Street Scene

by Keith Laumer and Harlan Ellison

Very much like a dead bird, the pteranodon fell out of the sky at 4:18 of a Wednesday, fell whistling, end-over-end, landing squarely in the middle of Sixth Avenue and 47th Street. It fell flat-out, wings spread, and crushed a Mustang, two Cadillacs, a Buick Riviera, three VW’s, the front end of a Peugeot, and a Greyline Tours sightseeing bus.

The fall of the beast killed eighty-seven people, but it was not that, precisely, that caught the attention of Will Kiley as he emerged from one of the small smut bookshops dotting Sixth Avenue, his parcel of paperbacks and photo sets showing Puerto Rican girls with unshaved armpits and spread thighs clutched to his side.
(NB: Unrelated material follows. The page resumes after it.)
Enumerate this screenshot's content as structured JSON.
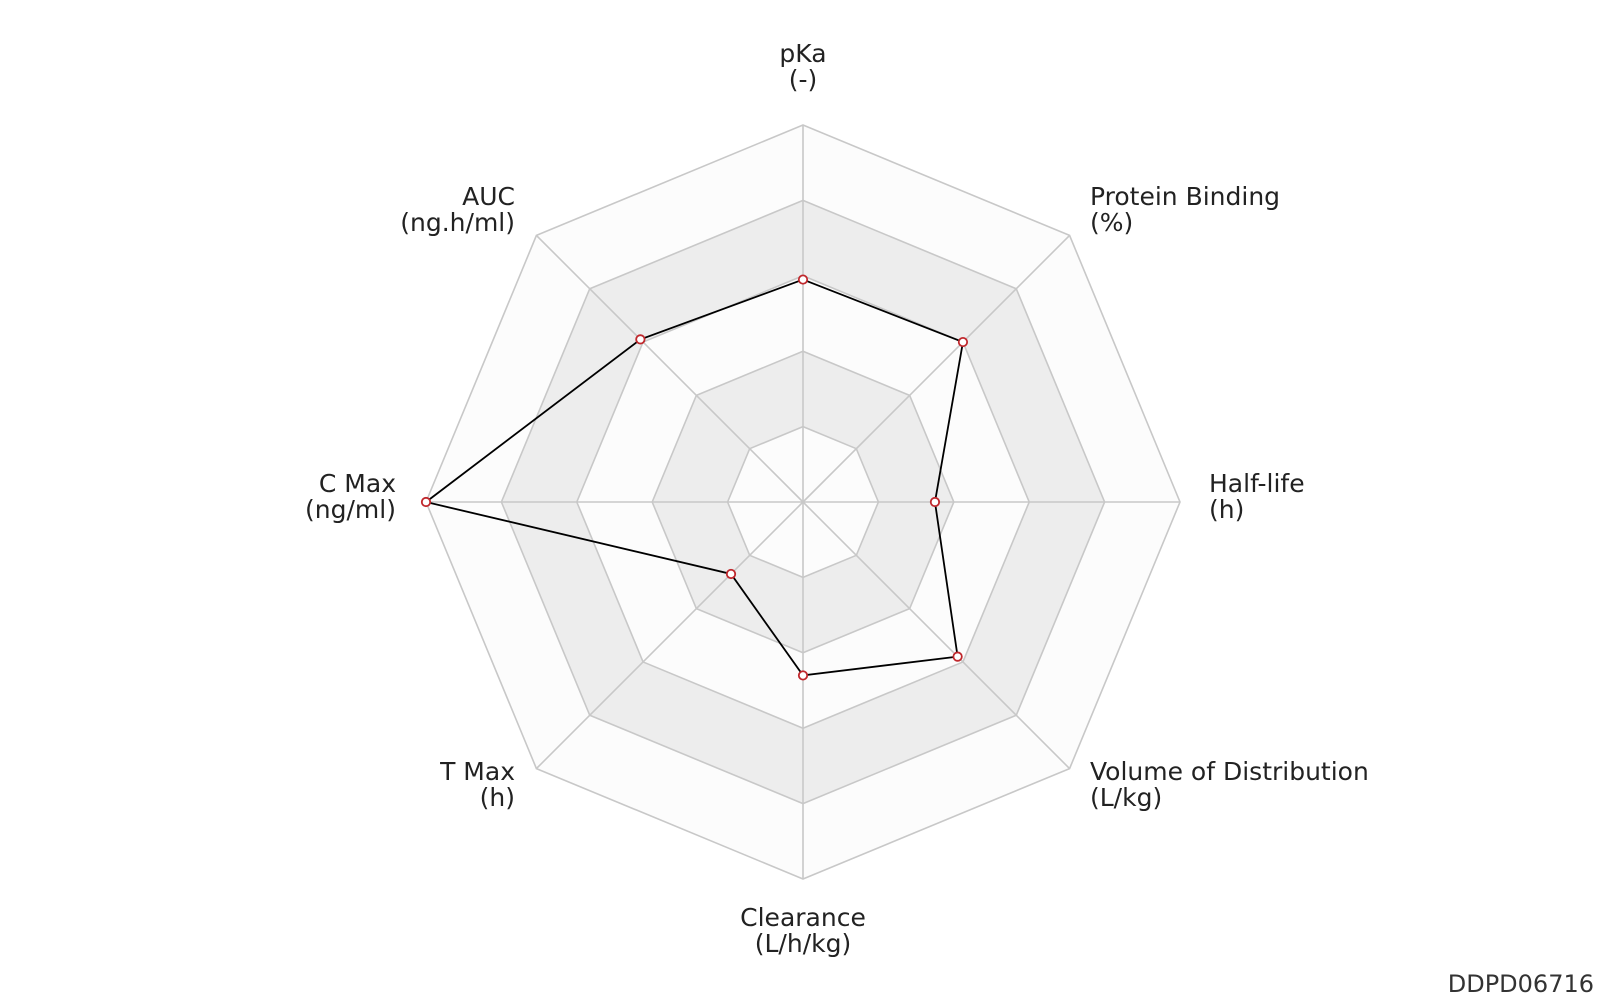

Riley’s attention was initially caught by the crashing shape as it shadowed the street, then by the crashing sound as the extinct creature impacted, and then by his recognition of the beast as not merely a pterodactyl, but specifically as a pteranodon, genus ornithostoma. Kiley, a third year student at Columbia University, majoring in Historical Geology, instantly recognized the osseous crest extending the skull to the rear in an effective counterweight, balancing the mass of the immense, bony, toothless beak.

Kiley observed this aspect of the beast in the dust-settling instant after the pteranodon, crashing, bounced, rose into the air amid a welter of automobile parts and crushed humans, hung there as though observing its own handiwork, and then slammed down again very near its original ground zero. One vast wing lay spread like a dusty, olive gray tarpaulin over the still feebly struggling bodies of victims trapped beneath it; an edge fluttered as pocketed air escaped, bearing a pungent reek of reptilian juices. The other extended across 47th Street, sagging, warty leather stretched on thin bones like collapsed aluminum tubing, the fingered tip caressing a tarnished brick front adorned by a clustered trio of brazen spheres.